"My fault," muttered Abner. "I forget you're a child. You ask all sorts of questions that never ought to enter your head, and I'm fool enough to answer you."
One small tear that had made its escape unnoticed by her was stealing down her cheek. He wiped it away and took one of her small paws in both his hands.
"I loved your mother very dearly," he said gravely. "I had loved her from a child. But no woman will ever understand the power that beauty has upon a man. You see we're built that way. It's Nature's lure. Later on, of course, I might have forgotten; but then it was too late. Can you forgive me?"
"But you still love her," reasoned Ann through her tears, "or you wouldn't want him to come here."
"She had such a hard time of it," pleaded Abner. "It made things easier to her, my giving her my word that I would always look after the boy. You'll help me?"
"I'll try," said Ann. But there was not much promise in the tone.

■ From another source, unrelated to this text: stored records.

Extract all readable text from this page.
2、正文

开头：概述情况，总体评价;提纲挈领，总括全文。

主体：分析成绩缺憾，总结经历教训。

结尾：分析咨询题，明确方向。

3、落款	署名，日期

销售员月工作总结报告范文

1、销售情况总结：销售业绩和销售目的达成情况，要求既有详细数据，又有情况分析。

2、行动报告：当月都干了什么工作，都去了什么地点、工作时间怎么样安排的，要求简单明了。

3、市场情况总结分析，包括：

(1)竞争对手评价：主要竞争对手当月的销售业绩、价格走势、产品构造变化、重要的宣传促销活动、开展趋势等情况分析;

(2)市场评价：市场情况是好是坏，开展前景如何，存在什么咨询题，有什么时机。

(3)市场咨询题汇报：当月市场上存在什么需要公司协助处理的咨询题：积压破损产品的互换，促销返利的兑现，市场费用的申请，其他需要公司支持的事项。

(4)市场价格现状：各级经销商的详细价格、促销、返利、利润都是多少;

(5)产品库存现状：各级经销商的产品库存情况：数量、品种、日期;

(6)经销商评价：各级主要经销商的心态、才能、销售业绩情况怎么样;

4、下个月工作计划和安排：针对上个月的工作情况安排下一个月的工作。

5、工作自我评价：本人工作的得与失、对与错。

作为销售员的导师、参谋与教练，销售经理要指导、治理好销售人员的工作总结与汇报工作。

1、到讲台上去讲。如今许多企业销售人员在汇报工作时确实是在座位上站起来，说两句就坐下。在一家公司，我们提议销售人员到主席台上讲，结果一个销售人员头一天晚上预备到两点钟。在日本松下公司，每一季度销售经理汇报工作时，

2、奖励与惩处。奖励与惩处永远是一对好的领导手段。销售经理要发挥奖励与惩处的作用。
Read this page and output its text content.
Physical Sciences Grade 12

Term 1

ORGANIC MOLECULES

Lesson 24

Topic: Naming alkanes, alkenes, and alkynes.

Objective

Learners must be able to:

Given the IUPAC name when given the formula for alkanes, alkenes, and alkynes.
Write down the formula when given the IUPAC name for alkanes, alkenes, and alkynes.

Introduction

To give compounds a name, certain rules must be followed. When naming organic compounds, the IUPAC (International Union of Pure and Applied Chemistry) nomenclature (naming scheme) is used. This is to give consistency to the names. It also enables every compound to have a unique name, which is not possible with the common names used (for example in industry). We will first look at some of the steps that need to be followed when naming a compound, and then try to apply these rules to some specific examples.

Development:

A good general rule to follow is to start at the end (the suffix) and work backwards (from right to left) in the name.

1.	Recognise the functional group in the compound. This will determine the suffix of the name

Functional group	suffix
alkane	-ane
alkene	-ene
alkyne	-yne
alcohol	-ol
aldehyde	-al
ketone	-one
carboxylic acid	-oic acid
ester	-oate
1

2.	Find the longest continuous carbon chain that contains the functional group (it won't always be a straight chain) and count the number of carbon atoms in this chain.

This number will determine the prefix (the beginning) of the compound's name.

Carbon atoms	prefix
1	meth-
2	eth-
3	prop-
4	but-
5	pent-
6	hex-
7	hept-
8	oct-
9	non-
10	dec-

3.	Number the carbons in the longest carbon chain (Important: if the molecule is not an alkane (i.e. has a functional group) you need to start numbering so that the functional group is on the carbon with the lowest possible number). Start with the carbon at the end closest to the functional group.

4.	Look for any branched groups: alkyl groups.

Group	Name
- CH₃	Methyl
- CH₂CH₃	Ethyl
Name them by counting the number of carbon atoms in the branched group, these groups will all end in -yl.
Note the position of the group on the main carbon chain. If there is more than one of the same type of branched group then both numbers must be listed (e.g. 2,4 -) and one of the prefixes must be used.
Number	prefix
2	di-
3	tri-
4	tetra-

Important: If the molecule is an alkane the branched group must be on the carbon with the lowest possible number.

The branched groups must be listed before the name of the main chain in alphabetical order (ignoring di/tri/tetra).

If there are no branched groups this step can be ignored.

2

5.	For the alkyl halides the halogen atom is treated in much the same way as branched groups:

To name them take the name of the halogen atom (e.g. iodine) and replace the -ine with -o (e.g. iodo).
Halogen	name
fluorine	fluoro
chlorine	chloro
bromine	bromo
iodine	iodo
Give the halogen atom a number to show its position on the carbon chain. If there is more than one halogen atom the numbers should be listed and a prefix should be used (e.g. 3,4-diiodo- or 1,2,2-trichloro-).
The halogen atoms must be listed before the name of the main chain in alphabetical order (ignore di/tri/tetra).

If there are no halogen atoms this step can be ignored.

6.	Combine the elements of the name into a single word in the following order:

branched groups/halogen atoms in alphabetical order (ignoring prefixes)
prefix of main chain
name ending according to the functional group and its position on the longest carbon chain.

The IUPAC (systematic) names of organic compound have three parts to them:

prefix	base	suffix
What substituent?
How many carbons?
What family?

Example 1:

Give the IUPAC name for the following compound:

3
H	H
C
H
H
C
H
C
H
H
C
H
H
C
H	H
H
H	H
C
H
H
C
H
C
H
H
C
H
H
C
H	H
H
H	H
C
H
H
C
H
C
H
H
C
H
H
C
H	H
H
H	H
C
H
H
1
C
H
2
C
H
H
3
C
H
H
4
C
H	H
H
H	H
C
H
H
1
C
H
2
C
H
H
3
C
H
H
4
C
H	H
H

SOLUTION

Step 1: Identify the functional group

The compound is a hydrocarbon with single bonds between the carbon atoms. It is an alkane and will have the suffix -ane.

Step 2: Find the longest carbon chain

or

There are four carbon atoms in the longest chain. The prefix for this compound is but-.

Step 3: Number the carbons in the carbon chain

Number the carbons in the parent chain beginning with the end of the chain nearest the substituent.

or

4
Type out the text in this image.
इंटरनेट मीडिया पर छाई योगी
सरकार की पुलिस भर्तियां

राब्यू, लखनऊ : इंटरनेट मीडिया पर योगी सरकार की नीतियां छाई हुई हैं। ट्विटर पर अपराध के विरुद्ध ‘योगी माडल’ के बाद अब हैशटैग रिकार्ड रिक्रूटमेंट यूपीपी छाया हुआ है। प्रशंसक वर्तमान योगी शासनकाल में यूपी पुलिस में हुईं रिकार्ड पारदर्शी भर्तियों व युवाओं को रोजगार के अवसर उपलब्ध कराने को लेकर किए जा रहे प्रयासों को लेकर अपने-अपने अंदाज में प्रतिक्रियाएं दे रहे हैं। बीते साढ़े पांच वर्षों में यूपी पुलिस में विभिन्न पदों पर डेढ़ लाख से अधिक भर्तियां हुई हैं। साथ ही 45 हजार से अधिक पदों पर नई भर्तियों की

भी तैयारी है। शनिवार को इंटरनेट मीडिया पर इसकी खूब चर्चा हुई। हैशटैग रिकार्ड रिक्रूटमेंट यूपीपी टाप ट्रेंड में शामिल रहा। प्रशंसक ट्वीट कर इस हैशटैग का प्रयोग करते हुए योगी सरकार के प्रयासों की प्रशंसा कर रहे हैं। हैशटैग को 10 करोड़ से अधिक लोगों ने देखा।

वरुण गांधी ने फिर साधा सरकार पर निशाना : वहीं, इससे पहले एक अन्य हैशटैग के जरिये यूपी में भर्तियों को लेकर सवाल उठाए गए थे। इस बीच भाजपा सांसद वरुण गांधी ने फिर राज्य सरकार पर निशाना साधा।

Nor did Matthew Pole himself, when he arrived, do much to help matters. He was so hopelessly English. At least, that was the way Ann put it. He was shy and sensitive. It is a trying combination. It made him appear stupid and conceited. A lonely childhood had rendered him unsociable, unadaptable. A dreamy, imaginative temperament imposed upon him long moods of silence: a liking for long solitary walks. For the first time Ann and Mrs. Travers were in agreement.
"A sulky young dog," commented Mrs. Travers. "If I were your uncle I'd look out for a job for him in San Francisco."
"You see," said Ann in excuse for him, "it's such a foggy country, England. It makes them like that."
"It's a pity they can't get out of it," said Mrs. Travers.